Create Training And Validation Datasets
# create a list of 80% of the rows in the original dataset
val_index <- createDataPartition(iris_norm$Species, p=0.80, list=FALSE)
# select 20% of the data for validation
validation <- iris_norm[-val_index,]
# use the remaining 80% of data to training and testing the models
train <- iris_norm[val_index,]
Instantiate Algorithms And Train
# Validation parameters
ctrl <- trainControl(method="cv", number=10)
me <- "Accuracy"
# Classification parameters
fx <- Species~.
# Instantiate algorithms: Fisher's linear discriminant analysis (LDA)
f_lda<-train(fx,data=train,method="lda",metric=me,trControl=ctrl)
# Regularized Logistic Regression
f_lrl<-train(fx,data=train,method="regLogistic",metric=me,trControl=ctrl)
# Naive Bayes (NB)
f_nb<-train(fx,data=train,method="naive_bayes",metric=me,trControl=ctrl)
# Quadratic Discriminant Analysis
f_qda<-train(fx,data=train,method="qda",metric=me,trControl=ctrl)
# Support Vector Machines (SVM)
f_svm1<-train(fx,data=train,method="svmLinear",metric=me,trControl=ctrl)
f_svm2<-train(fx,data=train,method="svmRadial",metric=me,trControl=ctrl)
f_svm3<-train(fx,data=train,method="svmPoly",metric=me,trControl=ctrl)
# Learning vector quantization (LVQ)
f_lvq<-train(fx,data=train,method="lvq",metric=me,trControl=ctrl)
# Classification and regression trees (CART)
f_cart<-train(fx,data=train,method="rpart",metric=me,trControl=ctrl)
# K-nearest neighbours (KNN)
f_knn<-train(fx,data=train,method="knn",metric=me,trControl=ctrl,
tuneGrid = expand.grid(k=c(5,7,10,15,19,21))
)
# Random forest
f_rf<-train(fx,data=train,method="rf",metric=me,trControl=ctrl)
Show Accuracy Of The Algorithms
# Summarize accuracy
results <- resamples(list(
lda=f_lda, cart=f_lrl, nb=f_nb, qda=f_qda,
svm1=f_svm1, svm2=f_svm2, svm3=f_svm3, lvq=f_lvq,
cart=f_cart, knn=f_knn, rf=fit.rf))
summary(results)
# Plot accuracy
bwplot(results, metric = "Accuracy")
Display Model Information
# Print out model information
print(f_lda)
Predict Labels Of Validation Dataset
# Predict labels of validation dataset
predictions <- predict(f_lda, validation)
Generate Confusion Matrix
confusionMatrix(predictions, validation$Species)
Confusion matrix tells us LDA model was able to properly label 29 out of the 30 validation data points, which represents 96.67% of the validation cases.
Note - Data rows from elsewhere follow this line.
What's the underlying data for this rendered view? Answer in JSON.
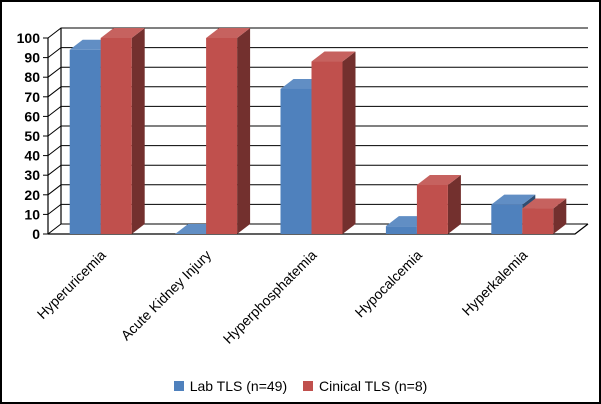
{
  "chart_data": {
    "type": "bar",
    "title": "",
    "xlabel": "",
    "ylabel": "",
    "ylim": [
      0,
      100
    ],
    "yticks": [
      0,
      10,
      20,
      30,
      40,
      50,
      60,
      70,
      80,
      90,
      100
    ],
    "grid": true,
    "legend_position": "bottom",
    "categories": [
      "Hyperuricemia",
      "Acute Kidney Injury",
      "Hyperphosphatemia",
      "Hypocalcemia",
      "Hyperkalemia"
    ],
    "series": [
      {
        "name": "Lab TLS (n=49)",
        "color": "#4f81bd",
        "values": [
          94,
          0,
          74,
          4,
          15
        ]
      },
      {
        "name": "Cinical TLS  (n=8)",
        "color": "#c0504d",
        "values": [
          100,
          100,
          88,
          25,
          13
        ]
      }
    ]
  }
}
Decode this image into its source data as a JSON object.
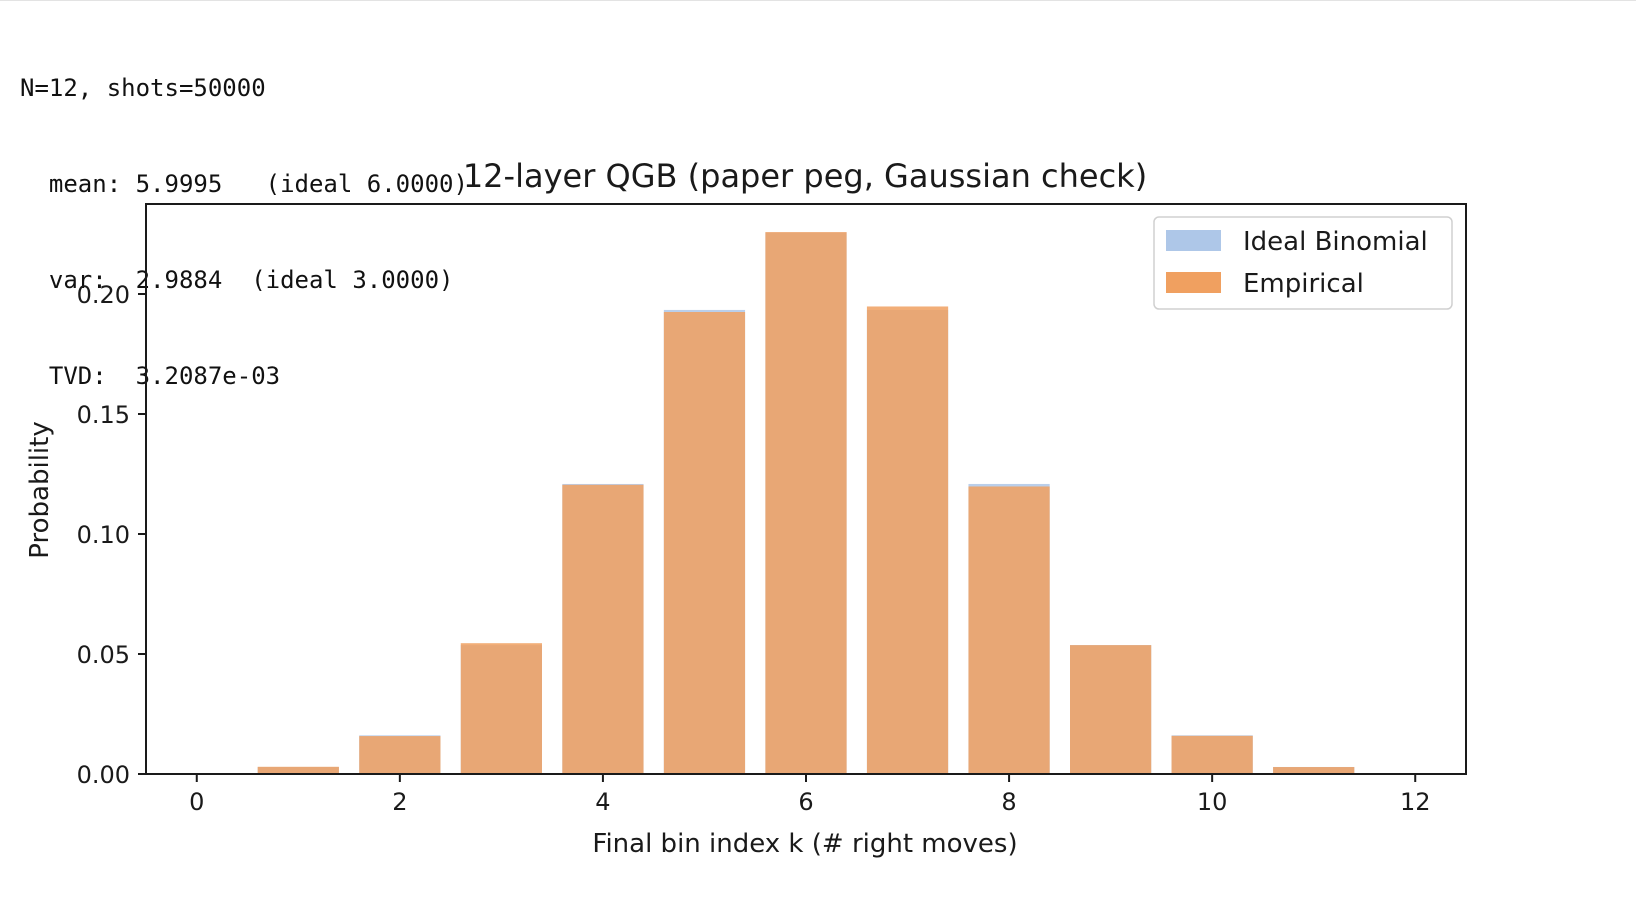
{
  "console": {
    "lines": [
      "N=12, shots=50000",
      "  mean: 5.9995   (ideal 6.0000)",
      "  var:  2.9884  (ideal 3.0000)",
      "  TVD:  3.2087e-03"
    ]
  },
  "chart_data": {
    "type": "bar",
    "title": "12-layer QGB (paper peg, Gaussian check)",
    "xlabel": "Final bin index k (# right moves)",
    "ylabel": "Probability",
    "x": [
      0,
      1,
      2,
      3,
      4,
      5,
      6,
      7,
      8,
      9,
      10,
      11,
      12
    ],
    "xticks": [
      "0",
      "2",
      "4",
      "6",
      "8",
      "10",
      "12"
    ],
    "yticks": [
      "0.00",
      "0.05",
      "0.10",
      "0.15",
      "0.20"
    ],
    "xlim": [
      -0.5,
      12.5
    ],
    "ylim": [
      0,
      0.2375
    ],
    "legend_position": "top-right",
    "grid": false,
    "series": [
      {
        "name": "Ideal Binomial",
        "color": "#aec7e8",
        "values": [
          0.000244,
          0.00293,
          0.01611,
          0.05371,
          0.12085,
          0.19336,
          0.22559,
          0.19336,
          0.12085,
          0.05371,
          0.01611,
          0.00293,
          0.000244
        ]
      },
      {
        "name": "Empirical",
        "color": "#f0a060",
        "values": [
          0.0003,
          0.003,
          0.0158,
          0.0545,
          0.1205,
          0.1925,
          0.2258,
          0.1948,
          0.1198,
          0.0537,
          0.0159,
          0.0029,
          0.0003
        ]
      }
    ]
  }
}
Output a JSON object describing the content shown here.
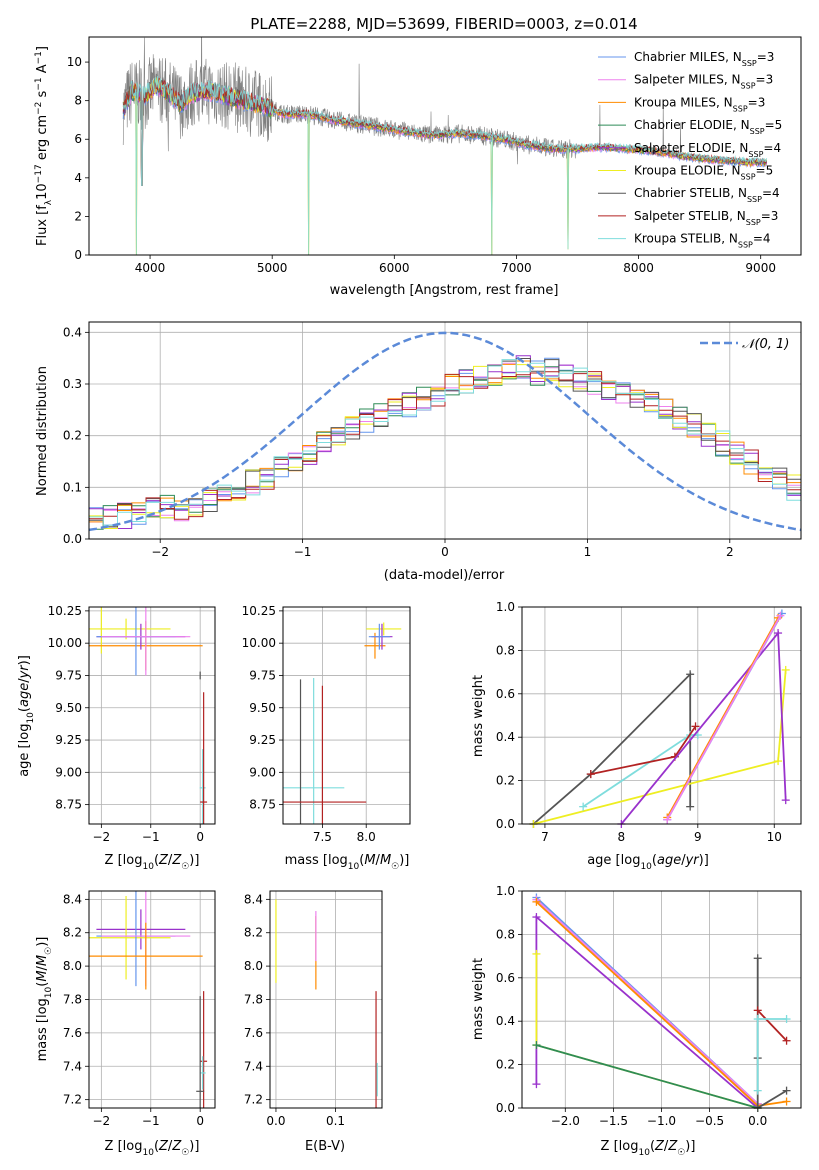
{
  "title": "PLATE=2288, MJD=53699, FIBERID=0003, z=0.014",
  "colors": {
    "chabrier_miles": "#6495ed",
    "salpeter_miles": "#ee82ee",
    "kroupa_miles": "#ff8c00",
    "chabrier_elodie": "#2e8b57",
    "salpeter_elodie": "#9932cc",
    "kroupa_elodie": "#eeee22",
    "chabrier_stelib": "#555555",
    "salpeter_stelib": "#b22222",
    "kroupa_stelib": "#7fdddd",
    "data": "#808080",
    "gauss": "#5b8ad8",
    "grid": "#b0b0b0"
  },
  "panels": {
    "spectrum": {
      "xlabel": "wavelength [Angstrom, rest frame]",
      "ylabel": "Flux [f_λ 10^-17 erg cm^-2 s^-1 A^-1]",
      "legend": [
        {
          "label": "Chabrier MILES, N_SSP=3",
          "color_key": "chabrier_miles"
        },
        {
          "label": "Salpeter MILES, N_SSP=3",
          "color_key": "salpeter_miles"
        },
        {
          "label": "Kroupa MILES, N_SSP=3",
          "color_key": "kroupa_miles"
        },
        {
          "label": "Chabrier ELODIE, N_SSP=5",
          "color_key": "chabrier_elodie"
        },
        {
          "label": "Salpeter ELODIE, N_SSP=4",
          "color_key": "salpeter_elodie"
        },
        {
          "label": "Kroupa ELODIE, N_SSP=5",
          "color_key": "kroupa_elodie"
        },
        {
          "label": "Chabrier STELIB, N_SSP=4",
          "color_key": "chabrier_stelib"
        },
        {
          "label": "Salpeter STELIB, N_SSP=3",
          "color_key": "salpeter_stelib"
        },
        {
          "label": "Kroupa STELIB, N_SSP=4",
          "color_key": "kroupa_stelib"
        }
      ]
    },
    "residuals": {
      "xlabel": "(data-model)/error",
      "ylabel": "Normed distribution",
      "legend": "N(0,1)"
    },
    "age_z": {
      "xlabel": "Z [log10(Z/Z☉)]",
      "ylabel": "age [log10(age/yr)]"
    },
    "age_mass": {
      "xlabel": "mass [log10(M/M☉)]"
    },
    "mw_age": {
      "xlabel": "age [log10(age/yr)]",
      "ylabel": "mass weight"
    },
    "mass_z": {
      "xlabel": "Z [log10(Z/Z☉)]",
      "ylabel": "mass [log10(M/M☉)]"
    },
    "mass_ebv": {
      "xlabel": "E(B-V)"
    },
    "mw_z": {
      "xlabel": "Z [log10(Z/Z☉)]",
      "ylabel": "mass weight"
    }
  },
  "chart_data": [
    {
      "id": "spectrum",
      "type": "line",
      "xlim": [
        3500,
        9330
      ],
      "ylim": [
        0,
        11.3
      ],
      "xticks": [
        4000,
        5000,
        6000,
        7000,
        8000,
        9000
      ],
      "yticks": [
        0,
        2,
        4,
        6,
        8,
        10
      ],
      "grid": false,
      "legend_position": "top-right",
      "continuum": {
        "wavelength": [
          3780,
          3850,
          3950,
          4050,
          4150,
          4250,
          4350,
          4500,
          4700,
          4900,
          5100,
          5300,
          5500,
          5700,
          5900,
          6100,
          6300,
          6500,
          6700,
          6900,
          7100,
          7300,
          7500,
          7700,
          7900,
          8100,
          8300,
          8500,
          8700,
          8900,
          9050
        ],
        "flux": [
          7.5,
          8.5,
          8.2,
          8.8,
          8.4,
          7.8,
          8.4,
          8.5,
          8.1,
          7.8,
          7.3,
          7.3,
          7.0,
          6.8,
          6.6,
          6.4,
          6.2,
          6.3,
          6.2,
          6.0,
          5.7,
          5.5,
          5.5,
          5.6,
          5.5,
          5.4,
          5.2,
          5.0,
          4.9,
          4.8,
          4.8
        ]
      },
      "absorption_features": [
        {
          "wavelength": 3890,
          "min_flux": 0
        },
        {
          "wavelength": 3933,
          "min_flux": 3.6
        },
        {
          "wavelength": 5300,
          "min_flux": 0
        },
        {
          "wavelength": 6800,
          "min_flux": 0
        },
        {
          "wavelength": 7420,
          "min_flux": 0.3
        }
      ]
    },
    {
      "id": "residuals",
      "type": "line",
      "xlim": [
        -2.5,
        2.5
      ],
      "ylim": [
        0,
        0.42
      ],
      "xticks": [
        -2,
        -1,
        0,
        1,
        2
      ],
      "yticks": [
        0.0,
        0.1,
        0.2,
        0.3,
        0.4
      ],
      "grid": true,
      "legend_position": "top-right",
      "bin_edges": [
        -2.5,
        2.5
      ],
      "bins": 50,
      "histogram_envelope": [
        0.04,
        0.04,
        0.045,
        0.05,
        0.055,
        0.065,
        0.06,
        0.065,
        0.075,
        0.09,
        0.1,
        0.11,
        0.12,
        0.135,
        0.15,
        0.165,
        0.185,
        0.2,
        0.215,
        0.23,
        0.24,
        0.25,
        0.26,
        0.27,
        0.28,
        0.295,
        0.305,
        0.31,
        0.32,
        0.325,
        0.33,
        0.32,
        0.325,
        0.315,
        0.31,
        0.3,
        0.29,
        0.28,
        0.27,
        0.26,
        0.25,
        0.235,
        0.22,
        0.2,
        0.185,
        0.165,
        0.15,
        0.13,
        0.115,
        0.1
      ]
    },
    {
      "id": "age_z",
      "type": "scatter",
      "xlim": [
        -2.25,
        0.3
      ],
      "ylim": [
        8.6,
        10.28
      ],
      "xticks": [
        -2,
        -1,
        0
      ],
      "yticks": [
        8.75,
        9.0,
        9.25,
        9.5,
        9.75,
        10.0,
        10.25
      ],
      "grid": true,
      "points": [
        {
          "series": "kroupa_elodie",
          "x": -1.5,
          "y": 10.11,
          "xerr": 0.9,
          "yerr": 0.08
        },
        {
          "series": "kroupa_elodie",
          "x": -2.0,
          "y": 10.1,
          "yerr": 0.18
        },
        {
          "series": "kroupa_miles",
          "x": -1.1,
          "y": 9.98,
          "xerr": 1.15,
          "yerr": 0.19
        },
        {
          "series": "salpeter_elodie",
          "x": -1.2,
          "y": 10.05,
          "xerr": 0.9,
          "yerr": 0.1
        },
        {
          "series": "chabrier_miles",
          "x": -1.3,
          "y": 10.05,
          "xerr": 0.8,
          "yerr": 0.3
        },
        {
          "series": "salpeter_miles",
          "x": -1.1,
          "y": 10.05,
          "xerr": 0.9,
          "yerr": 0.3
        },
        {
          "series": "chabrier_stelib",
          "x": 0.0,
          "y": 9.75,
          "yerr": 0.03
        },
        {
          "series": "kroupa_stelib",
          "x": 0.05,
          "y": 8.88,
          "xerr": 0.06,
          "yerr": 0.3
        },
        {
          "series": "salpeter_stelib",
          "x": 0.07,
          "y": 8.77,
          "xerr": 0.07,
          "yerr": 0.85
        }
      ]
    },
    {
      "id": "age_mass",
      "type": "scatter",
      "xlim": [
        7.05,
        8.5
      ],
      "ylim": [
        8.6,
        10.28
      ],
      "xticks": [
        7.5,
        8.0
      ],
      "yticks": [
        8.75,
        9.0,
        9.25,
        9.5,
        9.75,
        10.0,
        10.25
      ],
      "grid": true,
      "points": [
        {
          "series": "kroupa_elodie",
          "x": 8.2,
          "y": 10.11,
          "xerr": 0.2,
          "yerr": 0.05
        },
        {
          "series": "kroupa_miles",
          "x": 8.1,
          "y": 9.98,
          "xerr": 0.12,
          "yerr": 0.1
        },
        {
          "series": "salpeter_elodie",
          "x": 8.18,
          "y": 10.05,
          "xerr": 0.12,
          "yerr": 0.1
        },
        {
          "series": "chabrier_miles",
          "x": 8.15,
          "y": 10.05,
          "xerr": 0.12,
          "yerr": 0.1
        },
        {
          "series": "kroupa_stelib",
          "x": 7.4,
          "y": 8.88,
          "xerr": 0.35,
          "yerr": 0.85
        },
        {
          "series": "chabrier_stelib",
          "x": 7.25,
          "y": 8.77,
          "yerr": 0.95
        },
        {
          "series": "salpeter_stelib",
          "x": 7.5,
          "y": 8.77,
          "xerr": 0.5,
          "yerr": 0.9
        }
      ]
    },
    {
      "id": "mw_age",
      "type": "line",
      "xlim": [
        6.7,
        10.35
      ],
      "ylim": [
        0,
        1.0
      ],
      "xticks": [
        7,
        8,
        9,
        10
      ],
      "yticks": [
        0.0,
        0.2,
        0.4,
        0.6,
        0.8,
        1.0
      ],
      "grid": true,
      "series": [
        {
          "name": "chabrier_stelib",
          "x": [
            6.85,
            7.6,
            8.9,
            8.9
          ],
          "y": [
            0.0,
            0.23,
            0.69,
            0.08
          ]
        },
        {
          "name": "kroupa_elodie",
          "x": [
            6.85,
            10.05,
            10.15
          ],
          "y": [
            0.0,
            0.29,
            0.71
          ]
        },
        {
          "name": "kroupa_stelib",
          "x": [
            7.5,
            8.9,
            9.0
          ],
          "y": [
            0.08,
            0.41,
            0.41
          ]
        },
        {
          "name": "salpeter_stelib",
          "x": [
            7.6,
            8.7,
            8.97
          ],
          "y": [
            0.23,
            0.31,
            0.45
          ]
        },
        {
          "name": "salpeter_elodie",
          "x": [
            8.0,
            10.05,
            10.15
          ],
          "y": [
            0.0,
            0.88,
            0.11
          ]
        },
        {
          "name": "chabrier_miles",
          "x": [
            8.6,
            10.1
          ],
          "y": [
            0.02,
            0.97
          ]
        },
        {
          "name": "kroupa_miles",
          "x": [
            8.6,
            10.05
          ],
          "y": [
            0.03,
            0.95
          ]
        },
        {
          "name": "salpeter_miles",
          "x": [
            8.6,
            10.08
          ],
          "y": [
            0.02,
            0.96
          ]
        }
      ]
    },
    {
      "id": "mass_z",
      "type": "scatter",
      "xlim": [
        -2.25,
        0.3
      ],
      "ylim": [
        7.15,
        8.45
      ],
      "xticks": [
        -2,
        -1,
        0
      ],
      "yticks": [
        7.2,
        7.4,
        7.6,
        7.8,
        8.0,
        8.2,
        8.4
      ],
      "grid": true,
      "points": [
        {
          "series": "salpeter_elodie",
          "x": -1.2,
          "y": 8.22,
          "xerr": 0.9,
          "yerr": 0.12
        },
        {
          "series": "kroupa_elodie",
          "x": -1.5,
          "y": 8.17,
          "xerr": 0.9,
          "yerr": 0.25
        },
        {
          "series": "chabrier_miles",
          "x": -1.3,
          "y": 8.18,
          "xerr": 0.8,
          "yerr": 0.3
        },
        {
          "series": "salpeter_miles",
          "x": -1.1,
          "y": 8.18,
          "xerr": 0.9,
          "yerr": 0.3
        },
        {
          "series": "kroupa_miles",
          "x": -1.1,
          "y": 8.06,
          "xerr": 1.15,
          "yerr": 0.2
        },
        {
          "series": "salpeter_stelib",
          "x": 0.07,
          "y": 7.43,
          "xerr": 0.07,
          "yerr": 0.42
        },
        {
          "series": "kroupa_stelib",
          "x": 0.05,
          "y": 7.36,
          "xerr": 0.06,
          "yerr": 0.1
        },
        {
          "series": "chabrier_stelib",
          "x": 0.0,
          "y": 7.25,
          "xerr": 0.08,
          "yerr": 0.57
        }
      ]
    },
    {
      "id": "mass_ebv",
      "type": "scatter",
      "xlim": [
        -0.01,
        0.178
      ],
      "ylim": [
        7.15,
        8.45
      ],
      "xticks": [
        0.0,
        0.1
      ],
      "yticks": [
        7.2,
        7.4,
        7.6,
        7.8,
        8.0,
        8.2,
        8.4
      ],
      "grid": true,
      "points": [
        {
          "series": "kroupa_elodie",
          "x": 0.0,
          "y": 8.15,
          "yerr": 0.25
        },
        {
          "series": "kroupa_miles",
          "x": 0.067,
          "y": 8.08,
          "yerr": 0.22
        },
        {
          "series": "salpeter_miles",
          "x": 0.067,
          "y": 8.18,
          "yerr": 0.15
        },
        {
          "series": "salpeter_stelib",
          "x": 0.168,
          "y": 7.5,
          "yerr": 0.35
        },
        {
          "series": "kroupa_stelib",
          "x": 0.17,
          "y": 7.32,
          "yerr": 0.1
        }
      ]
    },
    {
      "id": "mw_z",
      "type": "line",
      "xlim": [
        -2.45,
        0.45
      ],
      "ylim": [
        0,
        1.0
      ],
      "xticks": [
        -2.0,
        -1.5,
        -1.0,
        -0.5,
        0.0
      ],
      "yticks": [
        0.0,
        0.2,
        0.4,
        0.6,
        0.8,
        1.0
      ],
      "grid": true,
      "series": [
        {
          "name": "chabrier_miles",
          "x": [
            -2.3,
            0.0
          ],
          "y": [
            0.97,
            0.02
          ]
        },
        {
          "name": "salpeter_miles",
          "x": [
            -2.3,
            0.0
          ],
          "y": [
            0.96,
            0.02
          ]
        },
        {
          "name": "kroupa_miles",
          "x": [
            -2.3,
            0.0,
            0.3
          ],
          "y": [
            0.95,
            0.01,
            0.03
          ]
        },
        {
          "name": "salpeter_elodie",
          "x": [
            -2.3,
            -2.3,
            0.0
          ],
          "y": [
            0.11,
            0.88,
            0.0
          ]
        },
        {
          "name": "kroupa_elodie",
          "x": [
            -2.3,
            -2.3,
            0.0
          ],
          "y": [
            0.71,
            0.29,
            0.0
          ]
        },
        {
          "name": "chabrier_elodie",
          "x": [
            -2.3,
            0.0
          ],
          "y": [
            0.29,
            0.0
          ]
        },
        {
          "name": "chabrier_stelib",
          "x": [
            0.0,
            0.0,
            0.0,
            0.3
          ],
          "y": [
            0.69,
            0.23,
            0.0,
            0.08
          ]
        },
        {
          "name": "salpeter_stelib",
          "x": [
            0.0,
            0.3
          ],
          "y": [
            0.45,
            0.31
          ]
        },
        {
          "name": "kroupa_stelib",
          "x": [
            0.0,
            0.0,
            0.3
          ],
          "y": [
            0.08,
            0.41,
            0.41
          ]
        }
      ]
    }
  ]
}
The only data point misclasified was a virginica flower which was labeled as a versicolor.
And voilà!, we have already run several classification algorithms and selected the best one for our problem. Now we can use it for classifying new data points.
Try it, share your experience and provide feedback!